Thursday, April 07, 2011
Rosemary on Water
All you can know for sure is that time passes. The herbal stand blooms. The wind peels away its petals and drops them onto the surface of the pond waiting below.
As they drift aimlessly, the fish look up. They know this isn't food.
The sun looks down.
The camera clicks.
A friend's husband has cancer, and it sounds bad, very bad. It's the aggressive kind.
You think back over decades about the ways in which this friend has helped you and you have helped her.
You remember her joy at finally finding a good man when they'd both reached an age where this kind of love story seemed impossible.
But, for them, it happened.
For a while, all seemed possible. They both have been in fantastic shape for their ages, which are measured by the scores, not the decades.
Still, time catches up with us all. You remember moments, when you all mixed happily. You and your partner and she with hers. There was an ethnic, national, and cultural parallel in your choices.
Your choice turned out to be a fool's choice. Hers turned out to be about true love.
Now she faces the prospect of all too soon losing her husband forever.
By contrast, you have no one like that left to lose. That's because she chose wisely and you did not. All is in balance in the end. So your heart goes out to her, for that is the greater loss, the loss of love shared compared to love imagined, but never shared at all.
For the former, memories worth sharing.
For the latter, only silence, and the utter lack of any meaning whatsoever.
The again, friendships endure. Imposters disappear. And God is watching.
-30-
Sunday, April 03, 2011
Family Sunday Night
A visit to our neighborhood from one of the elite boys' teams from Manchester, U.K., tonight led to what my 16-year-old soccer player called the "most exciting Sunday night" he can ever remember.
For hours before the game, he couldn't restrain himself or stay inside -- he was racing around with his soccer ball, kicking it against buildings, fences, and practicing his many moves, balancing the ball on a toe, twirling it up to his forehead, dropping it down on the opposite heel, curling it around a leg, feinting as if to pass it one way, stopping the ball in mid-pass and reversing it.
If you've never watched soccer players as they fool around with the ball, the closest comparison I can make is with ballet. Arms and hands are strictly for balance; everything relies on your legs and feet.

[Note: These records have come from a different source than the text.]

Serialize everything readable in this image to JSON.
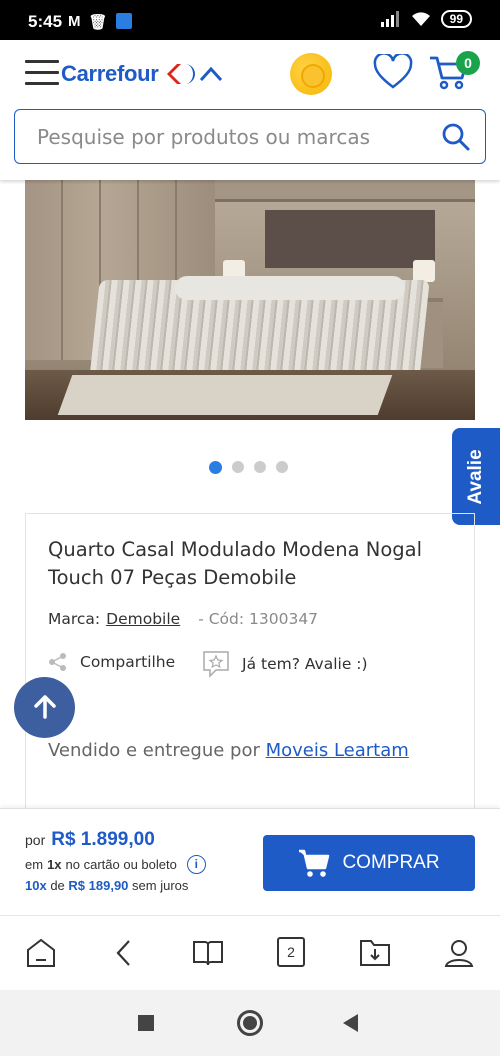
{
  "status_bar": {
    "time": "5:45",
    "battery": "99",
    "notif_m": "M"
  },
  "header": {
    "logo_text": "Carrefour",
    "cart_count": "0",
    "search_placeholder": "Pesquise por produtos ou marcas",
    "accent_color": "#1e5bc6"
  },
  "gallery": {
    "total_images": 4,
    "active_index": 0
  },
  "avalie_tab": "Avalie",
  "product": {
    "title": "Quarto Casal Modulado Modena Nogal Touch 07 Peças Demobile",
    "brand_label": "Marca:",
    "brand": "Demobile",
    "code": "- Cód: 1300347",
    "share_label": "Compartilhe",
    "review_label": "Já tem? Avalie :)",
    "seller_prefix": "Vendido e entregue por ",
    "seller": "Moveis Leartam"
  },
  "buy_bar": {
    "price_prefix": "por",
    "price": "R$ 1.899,00",
    "install_em": "em",
    "install_count": "1x",
    "install_text": "no cartão ou boleto",
    "parcels": "10x",
    "parcels_de": "de",
    "parcel_value": "R$ 189,90",
    "parcels_suffix": "sem juros",
    "buy_label": "COMPRAR"
  },
  "browser_nav": {
    "tab_count": "2"
  }
}
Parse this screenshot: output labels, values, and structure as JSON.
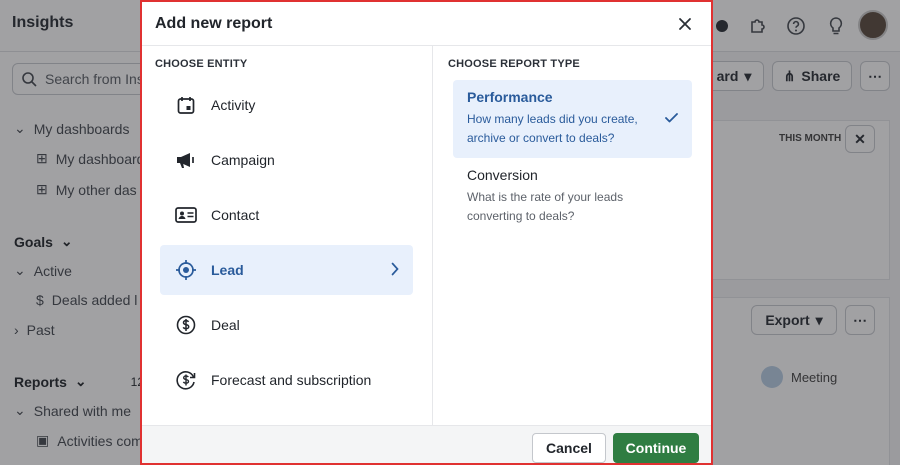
{
  "background": {
    "app_title": "Insights",
    "search_placeholder": "Search from Ins",
    "sidebar": {
      "my_dashboards": "My dashboards",
      "my_dashboard": "My dashboard",
      "my_other_dashboard": "My other das",
      "goals": "Goals",
      "active": "Active",
      "deals_added": "Deals added l",
      "past": "Past",
      "reports": "Reports",
      "reports_count": "12/",
      "shared_with_me": "Shared with me",
      "activities": "Activities com"
    },
    "right_panel": {
      "dashboard_btn": "ard",
      "share_btn": "Share",
      "this_month": "THIS MONTH",
      "export_btn": "Export",
      "meeting": "Meeting"
    }
  },
  "modal": {
    "title": "Add new report",
    "entity_heading": "CHOOSE ENTITY",
    "report_heading": "CHOOSE REPORT TYPE",
    "entities": [
      {
        "label": "Activity",
        "icon": "calendar-icon"
      },
      {
        "label": "Campaign",
        "icon": "megaphone-icon"
      },
      {
        "label": "Contact",
        "icon": "contact-card-icon"
      },
      {
        "label": "Lead",
        "icon": "target-icon",
        "selected": true
      },
      {
        "label": "Deal",
        "icon": "dollar-icon"
      },
      {
        "label": "Forecast and subscription",
        "icon": "recurring-dollar-icon"
      }
    ],
    "report_types": [
      {
        "title": "Performance",
        "description": "How many leads did you create, archive or convert to deals?",
        "selected": true
      },
      {
        "title": "Conversion",
        "description": "What is the rate of your leads converting to deals?"
      }
    ],
    "cancel_label": "Cancel",
    "continue_label": "Continue"
  },
  "colors": {
    "accent_blue": "#2a5b9b",
    "selected_bg": "#e8f0fc",
    "continue_green": "#2f7d42",
    "highlight_border": "#e03131"
  }
}
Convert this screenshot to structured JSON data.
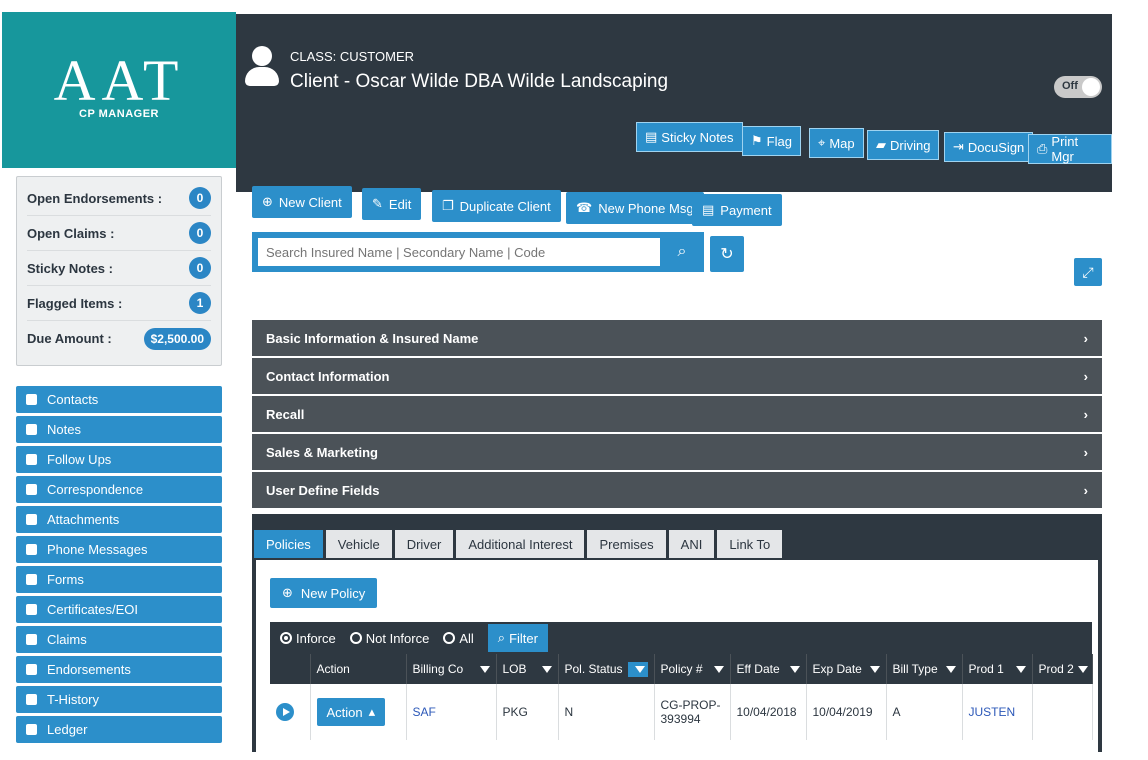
{
  "brand": {
    "logo": "AAT",
    "subtitle": "CP MANAGER"
  },
  "header": {
    "client_class": "CLASS: CUSTOMER",
    "client_name": "Client - Oscar Wilde DBA Wilde Landscaping",
    "toggle_label": "Off",
    "buttons": [
      "Sticky Notes",
      "Flag",
      "Map",
      "Driving",
      "DocuSign",
      "Print Mgr"
    ]
  },
  "stats": [
    {
      "label": "Open Endorsements :",
      "value": "0"
    },
    {
      "label": "Open Claims :",
      "value": "0"
    },
    {
      "label": "Sticky Notes :",
      "value": "0"
    },
    {
      "label": "Flagged Items :",
      "value": "1"
    },
    {
      "label": "Due Amount :",
      "value": "$2,500.00"
    }
  ],
  "nav": [
    "Contacts",
    "Notes",
    "Follow Ups",
    "Correspondence",
    "Attachments",
    "Phone Messages",
    "Forms",
    "Certificates/EOI",
    "Claims",
    "Endorsements",
    "T-History",
    "Ledger"
  ],
  "actions": [
    "New Client",
    "Edit",
    "Duplicate Client",
    "New Phone Msg",
    "Payment"
  ],
  "search": {
    "placeholder": "Search Insured Name | Secondary Name | Code"
  },
  "accordion": [
    "Basic Information & Insured Name",
    "Contact Information",
    "Recall",
    "Sales & Marketing",
    "User Define Fields"
  ],
  "tabs": [
    "Policies",
    "Vehicle",
    "Driver",
    "Additional Interest",
    "Premises",
    "ANI",
    "Link To"
  ],
  "policies": {
    "new_policy": "New Policy",
    "radios": [
      "Inforce",
      "Not Inforce",
      "All"
    ],
    "filter": "Filter",
    "columns": [
      "Action",
      "Billing Co",
      "LOB",
      "Pol. Status",
      "Policy #",
      "Eff Date",
      "Exp Date",
      "Bill Type",
      "Prod 1",
      "Prod 2"
    ],
    "rows": [
      {
        "action": "Action",
        "billing_co": "SAF",
        "lob": "PKG",
        "status": "N",
        "policy": "CG-PROP-393994",
        "eff": "10/04/2018",
        "exp": "10/04/2019",
        "bill_type": "A",
        "prod1": "JUSTEN",
        "prod2": ""
      }
    ]
  },
  "colors": {
    "teal": "#17979c",
    "dark": "#2e3841",
    "blue": "#2c8fca",
    "accordion": "#4b5258"
  }
}
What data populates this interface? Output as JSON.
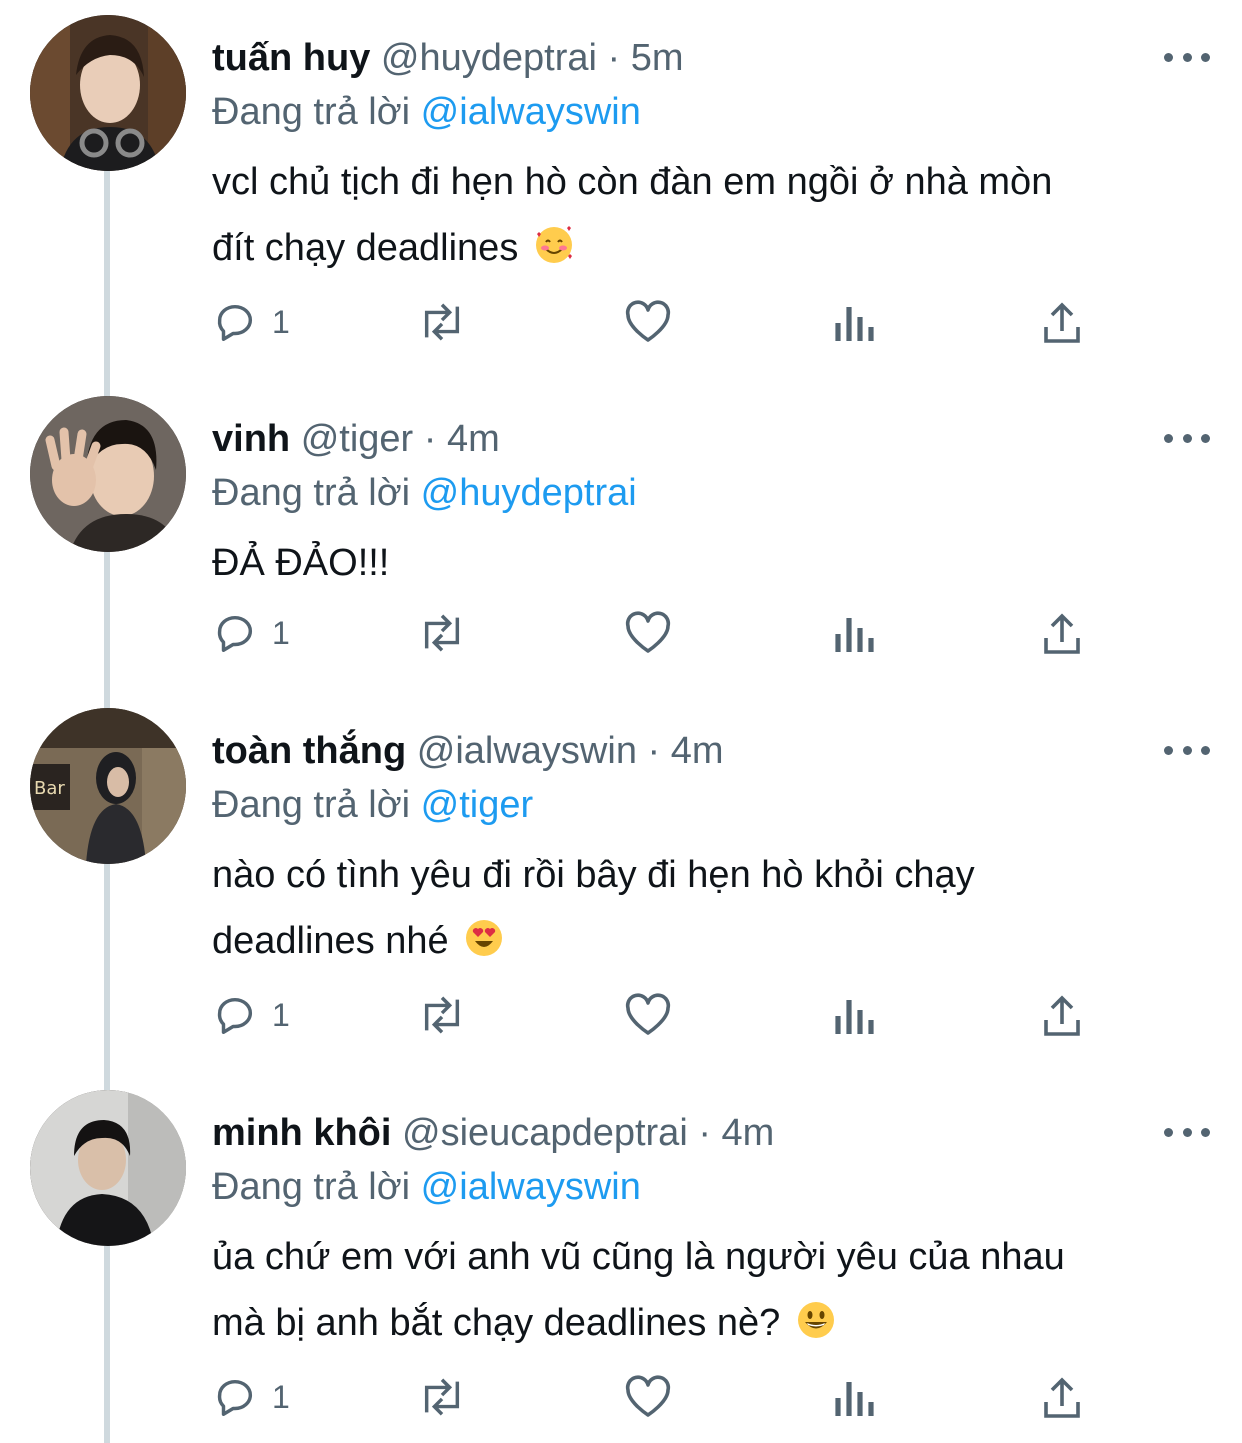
{
  "reply_prefix": "Đang trả lời",
  "colors": {
    "link": "#1d9bf0",
    "meta": "#536471",
    "text": "#0f1419",
    "thread_line": "#cfd9de"
  },
  "tweets": [
    {
      "name": "tuấn huy",
      "handle": "@huydeptrai",
      "separator": "·",
      "time": "5m",
      "reply_to": "@ialwayswin",
      "lines": [
        "vcl chủ tịch đi hẹn hò còn đàn em ngồi ở nhà mòn",
        "đít chạy deadlines"
      ],
      "emoji": "smiling-face-with-hearts",
      "reply_count": "1"
    },
    {
      "name": "vinh",
      "handle": "@tiger",
      "separator": "·",
      "time": "4m",
      "reply_to": "@huydeptrai",
      "lines": [
        "ĐẢ ĐẢO!!!"
      ],
      "reply_count": "1"
    },
    {
      "name": "toàn thắng",
      "handle": "@ialwayswin",
      "separator": "·",
      "time": "4m",
      "reply_to": "@tiger",
      "lines": [
        "nào có tình yêu đi rồi bây đi hẹn hò khỏi chạy",
        "deadlines nhé"
      ],
      "emoji": "heart-eyes",
      "reply_count": "1"
    },
    {
      "name": "minh khôi",
      "handle": "@sieucapdeptrai",
      "separator": "·",
      "time": "4m",
      "reply_to": "@ialwayswin",
      "lines": [
        "ủa chứ em với anh vũ cũng là người yêu của nhau",
        "mà bị anh bắt chạy deadlines nè?"
      ],
      "emoji": "grinning-face",
      "reply_count": "1"
    }
  ]
}
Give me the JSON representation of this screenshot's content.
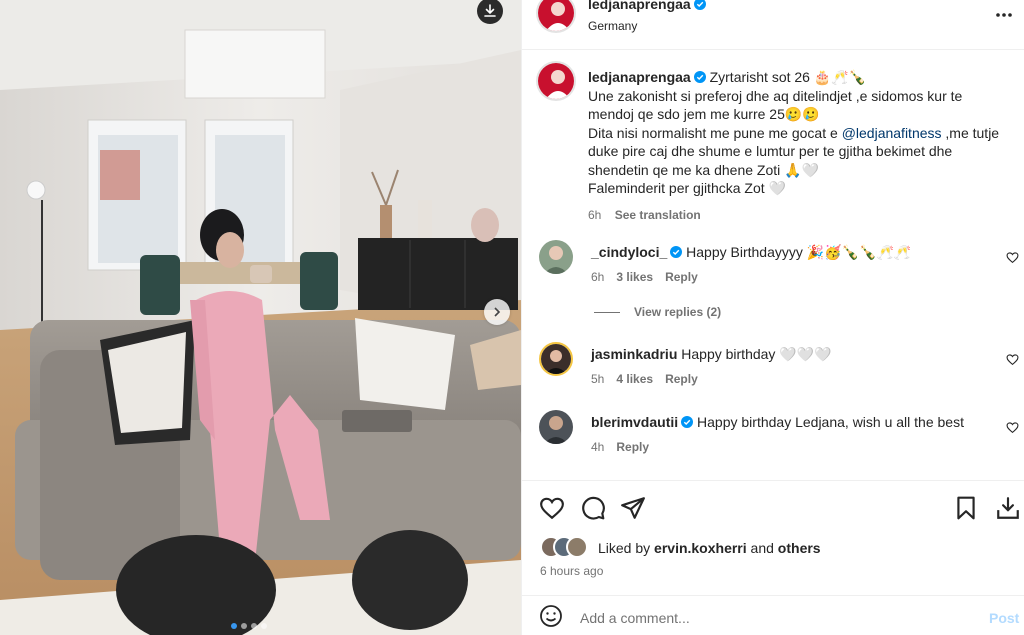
{
  "post": {
    "author": "ledjanaprengaa",
    "location": "Germany",
    "caption": {
      "username": "ledjanaprengaa",
      "line1": "Zyrtarisht sot 26 🎂🥂🍾",
      "line2": "Une zakonisht si preferoj dhe aq ditelindjet ,e sidomos kur te mendoj qe sdo jem me kurre 25🥲🥲",
      "line3_pre": "Dita nisi normalisht me pune me gocat e ",
      "line3_mention": "@ledjanafitness",
      "line3_post": " ,me tutje duke pire caj dhe shume e lumtur per te gjitha bekimet dhe shendetin qe me ka dhene Zoti 🙏🤍",
      "line4": "Faleminderit per gjithcka Zot 🤍",
      "time": "6h",
      "translate": "See translation"
    }
  },
  "comments": [
    {
      "username": "_cindyloci_",
      "verified": true,
      "text": "Happy Birthdayyyy 🎉🥳🍾🍾🥂🥂",
      "time": "6h",
      "likes": "3 likes",
      "reply": "Reply",
      "view_replies": "View replies (2)"
    },
    {
      "username": "jasminkadriu",
      "verified": false,
      "text": "Happy birthday 🤍🤍🤍",
      "time": "5h",
      "likes": "4 likes",
      "reply": "Reply"
    },
    {
      "username": "blerimvdautii",
      "verified": true,
      "text": "Happy birthday Ledjana, wish u all the best",
      "time": "4h",
      "likes": "",
      "reply": "Reply"
    }
  ],
  "likes_line": {
    "prefix": "Liked by",
    "user": "ervin.koxherri",
    "connector": "and",
    "others": "others"
  },
  "time_ago": "6 hours ago",
  "add_comment": {
    "placeholder": "Add a comment...",
    "post": "Post"
  },
  "carousel": {
    "total": 4,
    "active_index": 0
  },
  "icons": {
    "download": "download-icon",
    "next": "chevron-right-icon",
    "more": "more-horizontal-icon",
    "like": "heart-icon",
    "comment": "comment-icon",
    "share": "send-icon",
    "save": "bookmark-icon",
    "download_post": "download-tray-icon",
    "emoji": "emoji-icon",
    "verified": "verified-badge-icon"
  },
  "colors": {
    "verified": "#0095f6",
    "mention": "#00376b",
    "post_disabled": "#b3dbff",
    "active_dot": "#3897f0"
  }
}
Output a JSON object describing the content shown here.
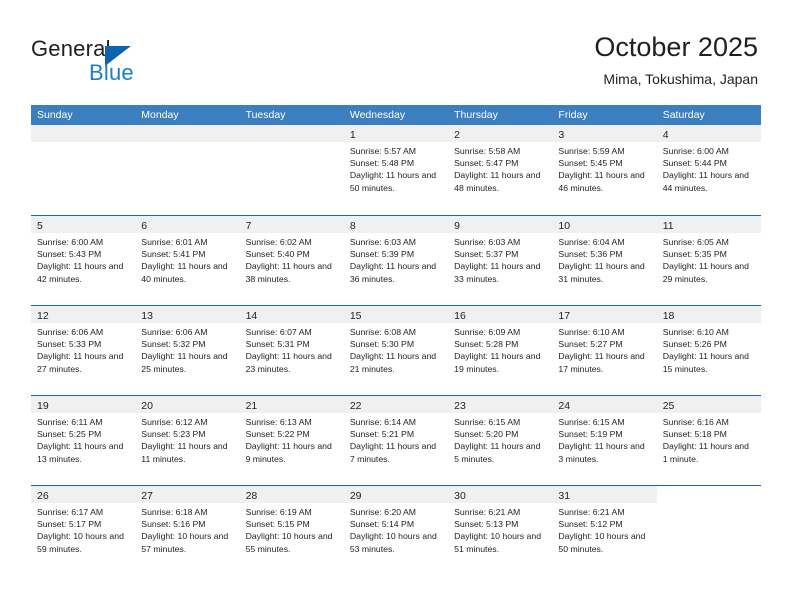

In a way it is like revisiting our ancestral heritage as primates in forests, who developed startling skills with their lower extremities that no longer are required for our survival -- except on the soccer pitch.
As the two teams prepared for tonight's match -- a friendly challenge -- Aidan and his teammates were joking about how big some of the Manchester lads were. Aidan pointed to the biggest of them all, number 11, and told his buddies, "Watch, that will be the guy I have to guard."
Sure enough. As a center back, he usually draws the toughest player the opposition has to offer.
It was a fun game to watch. The English players were terrific athletes -- fast, strong, and used to playing an extremely physical game. It became obvious early on that they would win this game, but it was equally obvious that our local team was improving right before our eyes and could match up athletically, on a skills level, with a team where several of the players are already signed on with professional English soccer teams.
After the game, Aidan was all smiles. He knew he hadn't played a perfect game (#11 scored one goal on him), but he also knew he had played extremely well, disrupting at least a dozen scoring opportunities for Manchester, and more or less boxing #11 out of the game except for that one time, when the English kid made a great move, a great shot, and a well-deserved goal.
***
This, for us, was a family affair. Our extended family reaches around the globe when it comes to soccer. Little Luca was on the sidelines, cheering for his Uncle Aidan, as were his parents, and Grandma from France, herself a soccer Mom of a great player, now executive of another English team, in Liverpool.
Meanwhile, the youngest attendee by far was little Sophia, who at the age of nine days was also present at her very first soccer game! When she got hungry and started crying, the half of Aidan's team sitting nearby on the bench all turned their heads in her direction.
The sound of a baby that young is a very special thing to hear. And if you want to talk about primal reactions, try letting a bunch of teenage boys, in possession of physical powers they do not yet even comprehend, hear the sound of a newborn nearby when they otherwise would be intently watching their teammates on the pitch.
And then ask yourself what fathers are all about.
***
The game ended when the city-mandated curfew arrived and the field suddenly went dark. As he jogged off the field, coated with sweat, to greet his extended family (who were all shivering in the night air) on the sidelines, Uncle Aidan scooped up little Luca in his arms.
You know what? That was my favorite moment of all...
Saturday, April 02, 2011
Survival of the Nicest
Driving her to her game, parking the car, then walking behind my daughter as she hurried to her soccer game this afternoon, I could sense her tension. It was palpable. Today her team was playing a team of girls who on average were two years older, and therefore that much bigger and more experienced.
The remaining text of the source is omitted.